From origins in the Boston Athenaeum (BH7), the present institution was established in 1870 and moved to a Victorian Gothic building (1876, Sturgis and Brigham) on Copley Square. At the turn of the century, cultural institutions shifted toward Huntington Avenue and commissioned new buildings in styles suited to the American Renaissance. Set back from the street, the raised central Ionic entrance portico of this gray granite building stands as a Roman temple pavilion, a motif repeated on the projecting lateral wings. Through this pavilion one enters a monumental stair hall
I. M. Pei's west wing addition (1981) respects the Beaux-Arts classical building in its scale and granite material. Because of the new functional necessities of museums, his structure, quite anonymous on the exterior, has become the principal passage to the treasures within. We find here all the amenities required by the “new” museum—restaurants, a theater, museum shops, and information and educational services—in fact, only one-sixth of this addition is devoted to gallery space. All the facilities are organized about a skylit barrel-vaulted space, its open café and walkway creating a welcome indoor “street,” replete with ficus trees. Flexibility is the key to the principal exhibition space for temporary installations, with its grid coffered ceiling and provisions for natural and artificial light.
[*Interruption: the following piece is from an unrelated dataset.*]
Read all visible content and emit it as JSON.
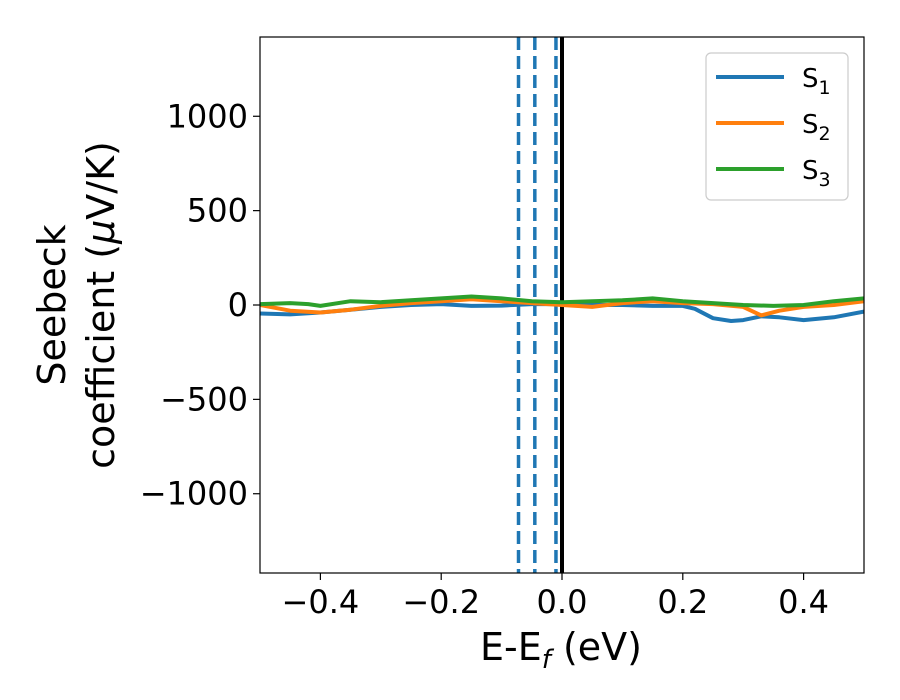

Outside, Tenshinen (Garden of the Heart of Heaven), designed by Kinsaku Nakane of Kyoto in 1988, is accessible through a cypress gate—a “dry mountain water garden”—a place of peace and a hint of the great collection of Japanese art within.
As part of a long-term massive expansion and reorganization program, the Museum of Fine Arts will be shuffling collections and offices, creating and filling courtyards to a master plan designed by British architect Sir Norman Foster. The American Wing element of the master plan is scheduled for completion in 2010.